27289 – Host parsing and utf8PercentDecode

This is an archived snapshot of W3C's public bugzilla bug tracker, decommissioned in April 2019. Please see the home page for more details.

Bug 27289 - Host parsing and utf8PercentDecode

Summary: Host parsing and utf8PercentDecode

Status:	RESOLVED INVALID

Alias:	None

Product:	WHATWG
Classification:	Unclassified
Component:	URL (show other bugs)
Version:	unspecified
Hardware:	PC Linux

Importance:	P2 normal
Target Milestone:	Unsorted
Assignee:	Sam Ruby
QA Contact:	sideshowbarker+urlspec

URL:
Whiteboard:
Keywords:

Depends on:	25946
Blocks:
	Show dependency tree / graph

Reported:	2014-11-10 00:23 UTC by Sam Ruby
Modified:	2014-11-20 19:56 UTC (History)
CC List:	2 users (show)

See Also:

Attachments

Description Sam Ruby 2014-11-10 00:23:44 UTC

Consider the following URLs:

1) http://intertwingly.net/projects/pegurl/liveview.html#http://Â¡/
2) http://intertwingly.net/projects/pegurl/liveview.html#http://¡/
3) http://intertwingly.net/projects/pegurl/liveview.html#http://%C2%A1/

If you perform a utf-8 decode without BOM on the percent decoding of utf-8 encode on the third URL, you will end up with the second URL.  And indeed browsers treat these the two URLs the same.

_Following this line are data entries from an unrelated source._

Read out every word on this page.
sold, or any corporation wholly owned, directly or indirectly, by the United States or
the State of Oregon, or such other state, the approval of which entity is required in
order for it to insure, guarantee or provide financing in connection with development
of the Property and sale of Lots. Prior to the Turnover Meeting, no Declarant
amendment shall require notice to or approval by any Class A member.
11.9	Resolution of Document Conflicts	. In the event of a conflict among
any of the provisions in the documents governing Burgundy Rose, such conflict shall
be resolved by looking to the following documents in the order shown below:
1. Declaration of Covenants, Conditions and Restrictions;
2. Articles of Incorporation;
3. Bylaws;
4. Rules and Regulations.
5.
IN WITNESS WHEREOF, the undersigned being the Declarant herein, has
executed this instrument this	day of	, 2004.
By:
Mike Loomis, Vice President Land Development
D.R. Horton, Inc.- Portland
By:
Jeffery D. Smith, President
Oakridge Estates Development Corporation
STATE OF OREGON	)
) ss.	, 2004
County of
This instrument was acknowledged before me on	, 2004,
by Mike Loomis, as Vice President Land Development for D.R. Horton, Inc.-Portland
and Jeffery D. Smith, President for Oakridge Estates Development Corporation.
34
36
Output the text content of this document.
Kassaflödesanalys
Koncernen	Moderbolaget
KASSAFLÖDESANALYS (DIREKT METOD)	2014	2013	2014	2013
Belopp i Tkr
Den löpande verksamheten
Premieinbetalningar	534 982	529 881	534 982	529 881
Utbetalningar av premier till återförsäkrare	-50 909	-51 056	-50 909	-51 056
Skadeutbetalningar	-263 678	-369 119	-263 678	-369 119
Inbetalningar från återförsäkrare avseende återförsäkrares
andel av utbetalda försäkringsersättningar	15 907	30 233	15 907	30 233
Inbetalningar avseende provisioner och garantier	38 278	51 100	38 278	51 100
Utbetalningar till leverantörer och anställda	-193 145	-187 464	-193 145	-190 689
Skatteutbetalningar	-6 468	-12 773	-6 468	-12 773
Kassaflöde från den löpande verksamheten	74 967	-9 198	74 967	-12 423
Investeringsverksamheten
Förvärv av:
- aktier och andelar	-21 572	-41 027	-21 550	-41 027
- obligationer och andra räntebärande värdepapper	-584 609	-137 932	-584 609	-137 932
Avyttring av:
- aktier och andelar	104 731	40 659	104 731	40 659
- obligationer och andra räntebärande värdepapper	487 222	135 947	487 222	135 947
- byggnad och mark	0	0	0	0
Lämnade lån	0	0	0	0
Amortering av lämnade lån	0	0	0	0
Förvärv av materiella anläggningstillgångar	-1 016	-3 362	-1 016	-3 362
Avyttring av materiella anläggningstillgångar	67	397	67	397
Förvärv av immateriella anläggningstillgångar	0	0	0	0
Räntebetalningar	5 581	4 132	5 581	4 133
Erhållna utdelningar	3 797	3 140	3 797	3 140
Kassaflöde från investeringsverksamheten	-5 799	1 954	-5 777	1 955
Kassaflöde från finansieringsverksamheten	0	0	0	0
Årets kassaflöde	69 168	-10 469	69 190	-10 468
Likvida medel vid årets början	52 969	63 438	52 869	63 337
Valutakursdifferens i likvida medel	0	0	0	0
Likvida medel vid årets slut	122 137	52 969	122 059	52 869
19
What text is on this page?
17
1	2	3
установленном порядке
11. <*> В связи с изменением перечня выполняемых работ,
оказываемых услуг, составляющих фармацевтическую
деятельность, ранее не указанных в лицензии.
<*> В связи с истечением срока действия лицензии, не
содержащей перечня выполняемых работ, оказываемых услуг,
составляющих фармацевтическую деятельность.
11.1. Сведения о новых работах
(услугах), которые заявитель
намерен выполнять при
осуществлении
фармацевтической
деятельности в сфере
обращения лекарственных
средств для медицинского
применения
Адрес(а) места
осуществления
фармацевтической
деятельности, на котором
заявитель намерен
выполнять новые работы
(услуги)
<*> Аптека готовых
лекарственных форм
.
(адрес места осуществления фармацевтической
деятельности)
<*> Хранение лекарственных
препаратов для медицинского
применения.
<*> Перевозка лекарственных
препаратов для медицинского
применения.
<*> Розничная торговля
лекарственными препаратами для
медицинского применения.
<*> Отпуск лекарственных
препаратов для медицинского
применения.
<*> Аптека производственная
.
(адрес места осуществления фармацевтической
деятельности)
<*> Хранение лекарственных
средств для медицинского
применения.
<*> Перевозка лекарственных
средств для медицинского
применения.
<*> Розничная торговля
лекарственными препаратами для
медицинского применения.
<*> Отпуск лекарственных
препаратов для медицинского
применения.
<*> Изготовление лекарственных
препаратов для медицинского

Unfortunately, this is also true for the first URL by virtue of the fact that there are no percent signs to decode.  I say unfortunately as browsers do not treat these two URLs the same.

I propose that the spec text in step 3 of https://url.spec.whatwg.org/#host-parsing be changed to reference a utf8PercentDecode function, one that only UTF-8 decodes bytes that were produced by percent decoding.  One possible implementation of such a function can be found in:

http://intertwingly.net/projects/pegurl/url.js

Comment 1 Anne 2014-11-10 09:08:56 UTC

I don't understand why 1) and 2) would be treated the same. Could you elaborate?

Comment 2 Sam Ruby 2014-11-20 19:56:07 UTC

After a more careful reading of the spec, I've come to the conclusion that this bug is invalid.